Could someone give me a definition for upgrade, true sharing and false sharing?


@mingf: True sharing means that, two threads share some data and when one updates the data and it should notify the other to update the data in cache so the program can work correctly and this is also what's done in CPU. False sharing means that, even one thread updates the data, the data in the other thread don't need to update it to work correctly. And in fact the second thread still will update it, and this wastes time. And sorry I don't know what's upgrade. Can anyone explain it?


@mingf: This can be explained with an example: Consider two memory locations x and y which fall in the same cache line. Consider processor P1 which accesses and modifies x first leading to cold miss and brining this data to cache (cache line). If P1 now accesses and modifies y, there is a hit as it is in the same cache line. If processor P2 now wants to access x and y, then P1 can update or invalidate both x and y at once since they belong to same cache line. This is true sharing. False sharing is the case where if Processor P2 modifies y, but P1 modifies x then this leads to thrashing of cache line due to invalidations by caches in each of these processors. Upgrade is the case where if y was modified by P2 then this changed value must be updated in P1's cache. P2's cache asks the cache controller to 'update' the value of y in P1 so that it operates on the correct data.


Wait, I thought upgrade was the time loss/communication overhead due to a cache line changing states between 'exclusive', and 'shared', etc?

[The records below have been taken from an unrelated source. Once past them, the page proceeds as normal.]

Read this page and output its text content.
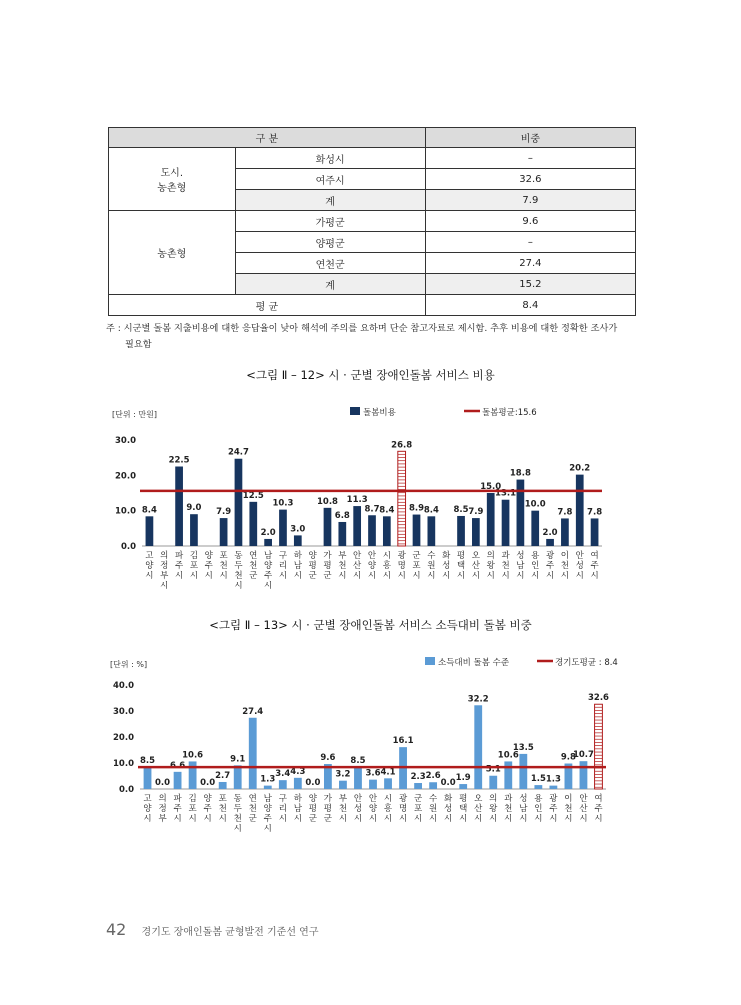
구 분		비중
도시.
농촌형	화성시	–
	여주시	32.6
	계	7.9
농촌형	가평군	9.6
	양평군	–
	연천군	27.4
	계	15.2
평 균		8.4
주 : 시군별 돌봄 지출비용에 대한 응답율이 낮아 해석에 주의를 요하며 단순 참고자료로 제시함. 추후 비용에 대한 정확한 조사가
필요함
<그림 Ⅱ – 12> 시 · 군별 장애인돌봄 서비스 비용
[단위 : 만원]	돌봄비용	돌봄평균:15.6
0.0
10.0
20.0
30.0
8.4
고 양 시
의 정 부 시
22.5
파 주 시
9.0
김 포 시
양 주 시
7.9
포 천 시
24.7
동 두 천 시
12.5
연 천 군
2.0
남 양 주 시
10.3
구 리 시
3.0
하 남 시
양 평 군
10.8
가 평 군
6.8
부 천 시
11.3
안 산 시
8.7
안 양 시
8.4
시 흥 시
26.8
광 명 시
8.9
군 포 시
8.4
수 원 시
화 성 시
8.5
평 택 시
7.9
오 산 시
15.0
의 왕 시
13.1
과 천 시
18.8
성 남 시
10.0
용 인 시
2.0
광 주 시
7.8
이 천 시
20.2
안 성 시
7.8
여 주 시
<그림 Ⅱ – 13> 시 · 군별 장애인돌봄 서비스 소득대비 돌봄 비중
[단위 : %]	소득대비 돌봄 수준	경기도평균 : 8.4
0.0
10.0
20.0
30.0
40.0
8.5
고 양 시
0.0
의 정 부
6.6
파 주 시
10.6
김 포 시
0.0
양 주 시
2.7
포 천 시
9.1
동 두 천 시
27.4
연 천 군
1.3
남 양 주 시
3.4
구 리 시
4.3
하 남 시
0.0
양 평 군
9.6
가 평 군
3.2
부 천 시
8.5
안 성 시
3.6
안 양 시
4.1
시 흥 시
16.1
광 명 시
2.3
군 포 시
2.6
수 원 시
0.0
화 성 시
1.9
평 택 시
32.2
오 산 시
5.1
의 왕 시
10.6
과 천 시
13.5
성 남 시
1.5
용 인 시
1.3
광 주 시
9.8
이 천 시
10.7
안 산 시
32.6
여 주 시
42 경기도 장애인돌봄 균형발전 기준선 연구
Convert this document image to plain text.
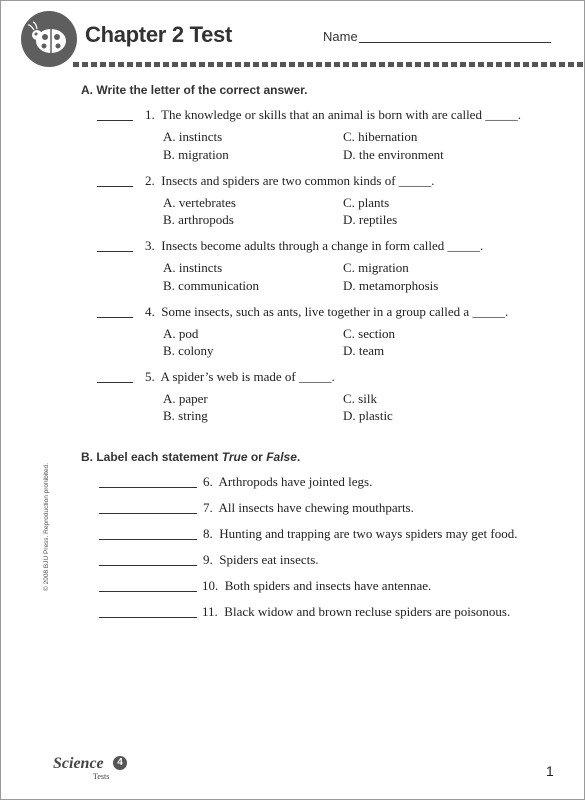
Chapter 2 Test	Name
A. Write the letter of the correct answer.
1. The knowledge or skills that an animal is born with are called _____.
A. instincts
B. migration
C. hibernation
D. the environment
2. Insects and spiders are two common kinds of _____.
A. vertebrates
B. arthropods
C. plants
D. reptiles
3. Insects become adults through a change in form called _____.
A. instincts
B. communication
C. migration
D. metamorphosis
4. Some insects, such as ants, live together in a group called a _____.
A. pod
B. colony
C. section
D. team
5. A spider’s web is made of _____.
A. paper
B. string
C. silk
D. plastic
B. Label each statement True or False.
6. Arthropods have jointed legs.
7. All insects have chewing mouthparts.
8. Hunting and trapping are two ways spiders may get food.
9. Spiders eat insects.
10. Both spiders and insects have antennae.
11. Black widow and brown recluse spiders are poisonous.
© 2008 BJU Press. Reproduction prohibited.
Science	4
Tests	1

mingf: False sharing is when 2 processors need to write to different addresses that are on the same cache line, so even though those processors don't need to see each other's writes to stay up to date it causes a lot of extra artifactual communication.


I'm curious: how was this graph generated? How can we accurately measure false sharing, true sharing, etc. Sounds like measuring the different kinds of misses would be very useful.


@cube: I believe Ocean Sim seems like it has no cold misses because it is performing a significantly higher number of memory operations per data element than the other programs. Cold misses have a fixed upper limit proportional to the size of the working set because they only occur on the first access of some memory location. As the program makes more memory requests, this fixed amount tends toward zero. You can see this same phenomenon with Barnes-Hut where the cold misses contribute very little. This makes sense for scientific computing applications because they take a fixed sized initial state and evolve it over a long time period. During this period, they are reading and writing the same values many times.

The reason radix sort has such a high amount of cold misses is because it performs relatively few total memory operations per data element.